MessageQueue の動作変更に関するガイダンス

Android 17 以降、Android 17(API レベル 37) 以上をターゲットとするアプリは、 android.os.MessageQueue の新しいロックフリー実装を受け取ります。新しい実装ではパフォーマンスが向上し、フレームの欠落が減りますが、MessageQueue の非公開フィールドとメソッドをリフレクションするクライアントが破損する可能性があります。

Android 17 では、基盤となる MessageQueue クラスを書き換えることで、Looper and Handler の動作が大幅に刷新されています。 Android オペレーティング システムの最初のリリース以降、MessageQueue は単一のロックに依存してメインスレッドのタスクキューを管理していました。この設計では、ロックの競合が発生することが多く、メインスレッドがバックグラウンド スレッドによってブロックされ、フレームの欠落や UI のジャンクが発生していました。

影響を軽減する

アプリまたはその依存関係が ランタイム リフレクションに依存して MessageQueue の内部を覗き見している場合、この変更の影響を受ける可能性があります。ランタイム リフレクションを使用して MessageQueue を検査することは避けてください。

以前の実装では、保留中のメッセージを検査するために、MessageQueue.mMessages などの非公開フィールドにアクセスすることがありました。新しいロックフリー実装では、内部データ構造が完全に変更されています。 バイナリ互換性を維持するため、Android 17 では mMessages フィールドが保持されますが、 新しい実装では、キューにメッセージがあるかどうかに関係なく、このフィールドは 常に null です。

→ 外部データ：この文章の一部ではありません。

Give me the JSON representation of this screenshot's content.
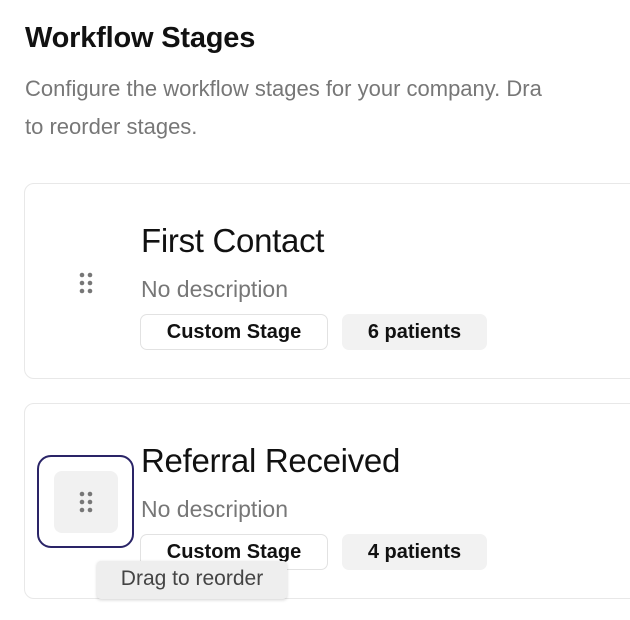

また、一般的なテスト ライブラリを使用している場合は、新しい MessageQueue 実装と互換性を持たせるためにライブラリを更新する必要があります。

Espresso

Espresso は、UI テストでよく使用されます。Espresso ライブラリは、UI の状態を正しくアサートするために、メインスレッドがアイドル状態になったタイミングを把握する必要があります。以前のバージョンの Espresso は、ロックフリーの MessageQueue と互換性のないリフレクション手法に依存していました。

アクション

Espresso 3.7.0 以降に更新します。このバージョンでは、 TestLooperManager API(特に Android 16 で導入された新しい API)を使用して、内部実装の詳細に依存することなく Looper を安全に操作します。

Robolectric

同様に、Robolectric を使用して単体テストを実行する場合、テストが以前の Looper モードに依存していると問題が発生する可能性があります。

アクション

Robolectric 4.17 以降に更新します。@LooperMode(LEGACY) を使用している場合は、テストを新しい @LooperMode(PAUSED) に移行する必要があります。詳しくは、 Robolectric の移行ガイドをご覧ください。

動作をテストする

次のコマンドを実行すると、targetSDK を更新せずに Android 17 で動作変更を伴うアプリをテストできます。

adb am compat enable USE_NEW_MESSAGEQUEUE <your-package-name>

このコマンドにより、デバッグ可能なビルドの場合、アプリでロックフリーの MessageQueue が有効になります。

アプリが Android 17(API レベル 37)をターゲットとしている場合、新しい動作はデフォルトで有効になります。この API レベルをターゲットにした後に予期しない動作やクラッシュが発生した場合は、新しい実装を一時的に無効にして、MessageQueue が原因かどうかを確認できます。

次のいずれかのオプションを使用して、変更を切り替えることができます。

  1. [**開発者向けオプション**] の [**アプリの互換性の変更**] メニュー。

  2. 次の ADB コマンドを実行します。

    adb am compat disable USE_NEW_MESSAGEQUEUE <your-package-name>
    

これにより、アプリが以前のロックベースの実装に戻り、問題がメッセージキューの動作変更によるものかどうかを特定できます。